Data Mining in Python

Author

Witek ten Hove

Published

October 24, 2022

Preface

CRISP-DM Model taken from: https://commons.wikimedia.org/wiki/File:CRISP-DM_Process_Diagram.png

Data mining is the process of sorting through large datasets to identify patterns or relationships to inform business decisions. It is a crucial aspect of modern data analytics, particularly for industries that rely heavily on large amounts of data to inform their business operations.

Prerequisites

Before starting this module make sure you have:

  • access to the book Nield, T. (2022). Essential Math for Data Science. O’Reilly Media, Inc.

  • a data science environment setup

Purpose of this course

The general learning outcome of this course is:

The student is able to perform a well-defined task independently in a relatively clearly arranged situation, or is able to perform in a complex and unpredictable situation under supervision.

The course will provide you with a few essential data mining skills. The focus will lie on non-linear modeling techniques - k-Nearest Neighbors (kNN) and Naive Bayes classification.

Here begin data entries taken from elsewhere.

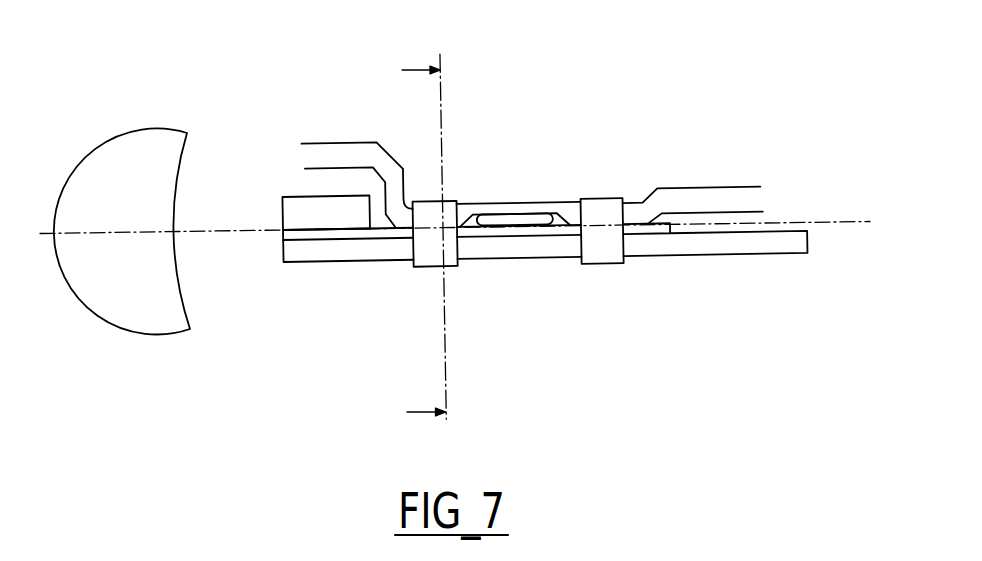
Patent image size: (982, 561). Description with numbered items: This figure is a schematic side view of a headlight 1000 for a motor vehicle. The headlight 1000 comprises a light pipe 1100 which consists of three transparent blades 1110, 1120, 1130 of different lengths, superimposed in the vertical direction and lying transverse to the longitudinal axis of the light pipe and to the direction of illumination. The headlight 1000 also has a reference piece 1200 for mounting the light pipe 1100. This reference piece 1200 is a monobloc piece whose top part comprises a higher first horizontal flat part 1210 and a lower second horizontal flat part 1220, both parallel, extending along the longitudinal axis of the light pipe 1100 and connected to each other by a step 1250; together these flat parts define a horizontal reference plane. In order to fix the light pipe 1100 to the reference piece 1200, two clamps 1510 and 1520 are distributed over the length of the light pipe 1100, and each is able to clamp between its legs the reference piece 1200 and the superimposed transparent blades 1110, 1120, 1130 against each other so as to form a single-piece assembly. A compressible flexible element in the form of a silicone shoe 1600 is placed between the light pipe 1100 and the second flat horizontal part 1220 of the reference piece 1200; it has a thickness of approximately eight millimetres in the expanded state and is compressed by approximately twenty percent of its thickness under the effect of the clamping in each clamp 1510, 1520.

The headlight 1000 is at (226, 100).
The light pipe 1100 is at (279, 237).
The transparent blade 1110 is at (288, 210).
The transparent blade 1120 is at (317, 241).
The transparent blade 1130 is at (517, 258).
The reference piece 1200 is at (716, 198).
The first horizontal flat part 1210 is at (323, 157).
The second horizontal flat part 1220 is at (522, 205).
The step 1250 is at (395, 185).
The clamp 1510 is at (450, 212).
The clamp 1520 is at (609, 199).
The silicone shoe 1600 is at (546, 211).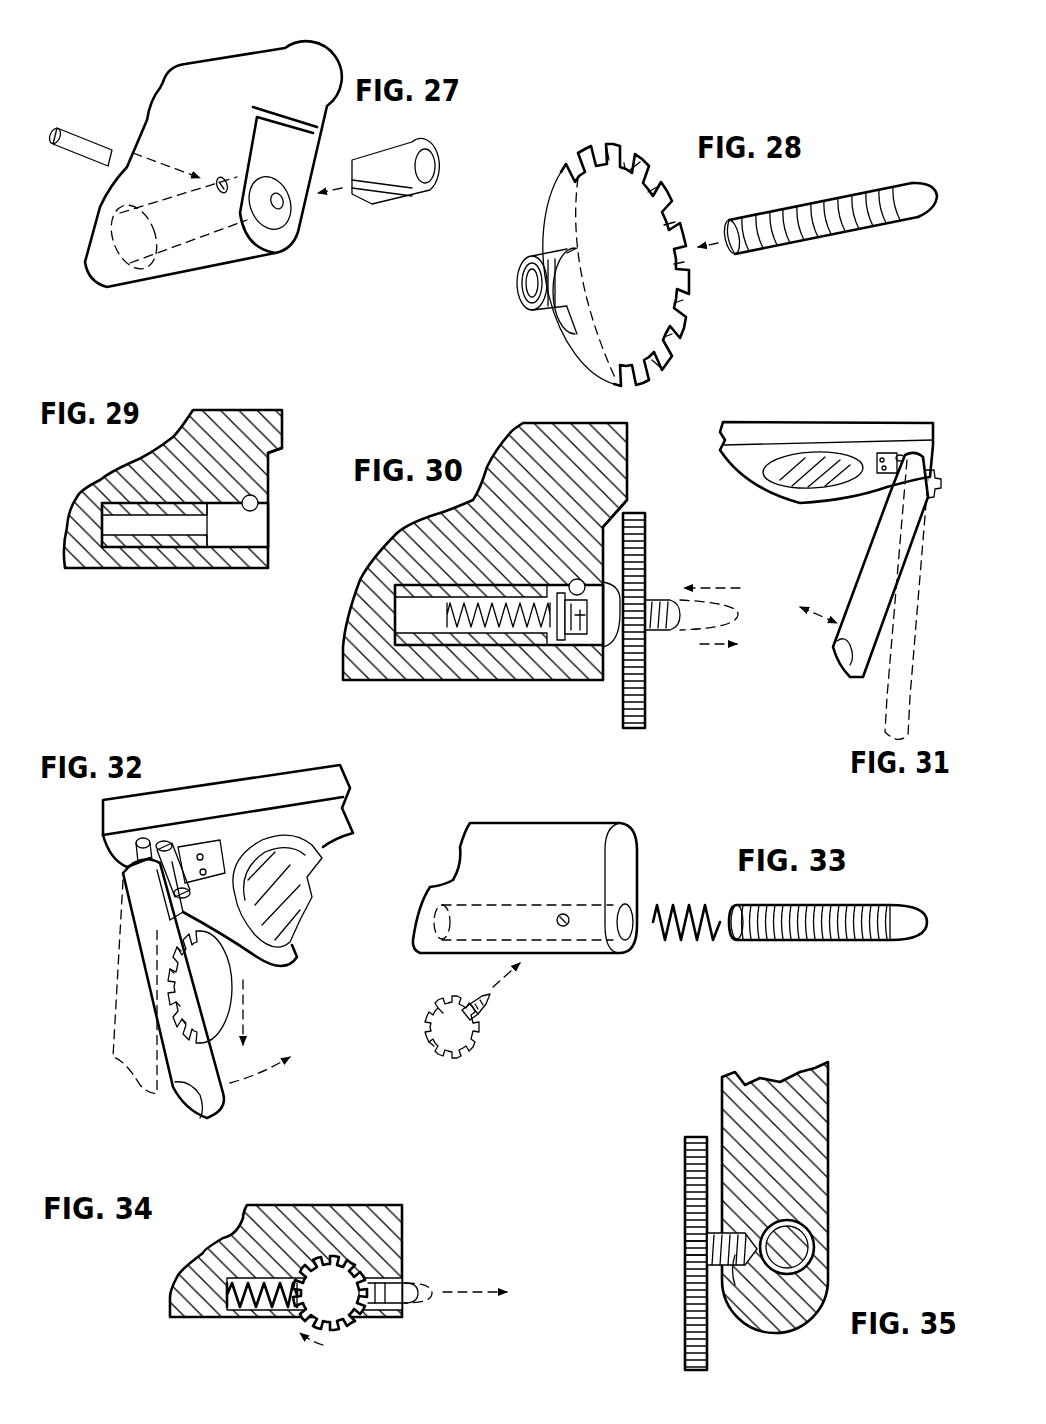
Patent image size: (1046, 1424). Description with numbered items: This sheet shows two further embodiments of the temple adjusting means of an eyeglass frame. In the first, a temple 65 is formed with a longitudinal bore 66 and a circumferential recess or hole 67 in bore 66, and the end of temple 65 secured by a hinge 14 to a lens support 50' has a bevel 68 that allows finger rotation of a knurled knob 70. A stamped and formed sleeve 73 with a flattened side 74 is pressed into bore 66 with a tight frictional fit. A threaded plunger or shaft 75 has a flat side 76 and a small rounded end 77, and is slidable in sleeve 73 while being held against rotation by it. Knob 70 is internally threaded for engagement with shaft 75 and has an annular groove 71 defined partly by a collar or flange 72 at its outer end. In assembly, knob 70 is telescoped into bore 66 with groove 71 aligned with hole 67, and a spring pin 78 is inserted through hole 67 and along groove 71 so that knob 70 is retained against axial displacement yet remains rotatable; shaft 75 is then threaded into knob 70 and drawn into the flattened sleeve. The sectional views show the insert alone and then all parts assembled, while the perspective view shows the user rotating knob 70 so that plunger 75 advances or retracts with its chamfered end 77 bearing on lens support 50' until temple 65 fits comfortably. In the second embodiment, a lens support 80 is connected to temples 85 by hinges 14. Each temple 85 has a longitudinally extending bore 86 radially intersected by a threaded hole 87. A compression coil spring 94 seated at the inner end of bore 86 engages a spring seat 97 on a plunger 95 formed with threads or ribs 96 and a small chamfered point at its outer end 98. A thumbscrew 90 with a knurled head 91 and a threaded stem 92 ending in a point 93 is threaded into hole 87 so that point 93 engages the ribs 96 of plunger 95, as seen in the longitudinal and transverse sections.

In FIG. 31, the hinge 14 is at (883, 500).
In FIG. 32, the hinge 14 is at (187, 860).
In FIG. 31, the lens support 50' is at (826, 439).
In FIG. 27, the temple 65 is at (220, 70).
In FIG. 29, the temple 65 is at (225, 421).
In FIG. 30, the temple 65 is at (502, 460).
In FIG. 31, the temple 65 is at (870, 574).
In FIG. 27, the longitudinal bore 66 is at (148, 268).
In FIG. 29, the longitudinal bore 66 is at (228, 547).
In FIG. 30, the longitudinal bore 66 is at (430, 650).
In FIG. 27, the circumferential recess 67 is at (282, 207).
In FIG. 29, the circumferential recess 67 is at (263, 508).
In FIG. 27, the bevel 68 is at (318, 124).
In FIG. 29, the bevel 68 is at (275, 452).
In FIG. 30, the bevel 68 is at (627, 507).
In FIG. 28, the knurled knob 70 is at (605, 146).
In FIG. 30, the knurled knob 70 is at (652, 541).
In FIG. 31, the knurled knob 70 is at (938, 502).
In FIG. 28, the annular groove 71 is at (566, 330).
In FIG. 30, the annular groove 71 is at (572, 648).
In FIG. 28, the collar 72 is at (527, 268).
In FIG. 30, the collar 72 is at (550, 640).
In FIG. 27, the sleeve 73 is at (385, 155).
In FIG. 29, the sleeve 73 is at (118, 500).
In FIG. 27, the flattened side 74 is at (400, 192).
In FIG. 29, the flattened side 74 is at (148, 524).
In FIG. 30, the flattened side 74 is at (385, 646).
In FIG. 28, the threaded plunger 75 is at (850, 184).
In FIG. 30, the threaded plunger 75 is at (480, 620).
In FIG. 28, the flat side 76 is at (726, 250).
In FIG. 28, the rounded end 77 is at (912, 189).
In FIG. 30, the rounded end 77 is at (682, 622).
In FIG. 27, the spring pin 78 is at (87, 125).
In FIG. 30, the spring pin 78 is at (580, 598).
In FIG. 32, the lens support 80 is at (247, 792).
In FIG. 32, the temple 85 is at (195, 1098).
In FIG. 33, the temple 85 is at (540, 830).
In FIG. 34, the temple 85 is at (333, 1206).
In FIG. 35, the temple 85 is at (812, 1160).
In FIG. 33, the longitudinally extending bore 86 is at (628, 932).
In FIG. 34, the longitudinally extending bore 86 is at (258, 1307).
In FIG. 35, the longitudinally extending bore 86 is at (795, 1237).
In FIG. 33, the threaded hole 87 is at (565, 927).
In FIG. 35, the threaded hole 87 is at (732, 1278).
In FIG. 32, the thumbscrew 90 is at (238, 976).
In FIG. 33, the thumbscrew 90 is at (432, 1046).
In FIG. 34, the thumbscrew 90 is at (339, 1291).
In FIG. 35, the thumbscrew 90 is at (680, 1191).
In FIG. 32, the knurled head 91 is at (166, 969).
In FIG. 33, the knurled head 91 is at (420, 1011).
In FIG. 34, the knurled head 91 is at (358, 1324).
In FIG. 35, the knurled head 91 is at (696, 1261).
In FIG. 33, the threaded stem 92 is at (480, 1014).
In FIG. 35, the threaded stem 92 is at (710, 1241).
In FIG. 33, the point 93 is at (490, 999).
In FIG. 35, the point 93 is at (790, 1272).
In FIG. 33, the compression coil spring 94 is at (680, 903).
In FIG. 34, the compression coil spring 94 is at (220, 1300).
In FIG. 32, the plunger 95 is at (135, 856).
In FIG. 33, the plunger 95 is at (855, 905).
In FIG. 34, the plunger 95 is at (396, 1293).
In FIG. 35, the plunger 95 is at (800, 1257).
In FIG. 33, the threads or ribs 96 is at (830, 927).
In FIG. 34, the threads or ribs 96 is at (283, 1308).
In FIG. 33, the spring seat 97 is at (737, 937).
In FIG. 33, the outer end 98 is at (903, 915).
In FIG. 34, the outer end 98 is at (420, 1286).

After a successful completion of the course, a student can demonstrate his or her ability to:

  • explore and prepare data for a given non-linear model
  • train en test a non-linear model
  • evaluate the quality of a trained model

Structure of the course

Course overview
Week nr. Module name Readings
2 Onboarding and Data Exploration
3-4 Lazy Learning with kNN Nield Ch.1 up to and including ‘Exponents’
5-6 Probabilistic Learning with Naive Bayes Classification Nield Ch.2 up to and including ‘Probablity Math’,
Ch.3,
Ch.4 up to and including ‘What Is a Vector?’
7 Project Application

Through the whole of the program you’ll be working on your own data mining projects:

  • You will setup your own data science environment

  • Find and choose datasets for your projects

  • Run several full data mining cycles

  • Document and share your learnings

  • Demonstrate you newly acquired competences and skills

Make sure all steps in the data mining process are properly documented. The quality of documentation must be such that an informed data specialist must be able to understand the challenge and the conclusions, the design decisions and the reasons for the choices made during the process.

  • Stretch and Challenge: Advanced students can further research and explore new algorithms for data mining, comparing their performance with KNN and Naive Bayes.

  • Inclusion: Students who are struggling can work with a partner or teacher during activities to ensure they comprehend the material.

Essential Math

For k-Nearest Neighbors

An essential element of the k-Nearest Neighbor model is distance. Several methods exist to calculate the distance between two points. One is the Euclidean distance. Let point \(p\) have Cartesian coordinates \((p_1,p_2)\) and let point \(q\) have coordinates \((q_1,q_2)\). Then the distance between \(p\) and \(q\) is given by:

\[ d(p,q) = \sqrt{\sum_{i=1}^2{(p_i-q_i)^2}} \]

For higher dimensions \(n\) this becomes:

\[ d(p,q) = \sqrt{\sum_{i=1}^n{(p_i-q_i)^2}} \]

Important math topics:

  • Order of operation: deduct or square first?

  • Variables and types: what are the variables in the above formulas and of what type are they?

  • Functions: which are the dependent and which the independent variables?

  • Summations: what is the value of \(\sum_{i=3}^4{(i^2)}\)

  • Exponents: what is the value of \((\sum_{i=3}^4{(i^2)})^{-\frac{1}{2}}\)

For Naive Bayes

  • Probability math

  • Descriptive statistics

  • Vectors

About the author

Witek ten Hove is a senior instructor and researcher at HAN University of Applied Sciences. His main areas of expertise are Data en Web Technologies.

Through his extensive business experience in Finance and International Trade and thorough knowledge of modern data technologies, he is able to make connections between technology and business. As an open source evangelist he firmly believe in the power of knowledge sharing. His mission is to inspire business professionals and help them exploit the full potential of smart technologies.

He is the owner of Ten Hove Business Data Solutions, a consultancy and training company helping organizations to achieve maximum business value through data driven solutions.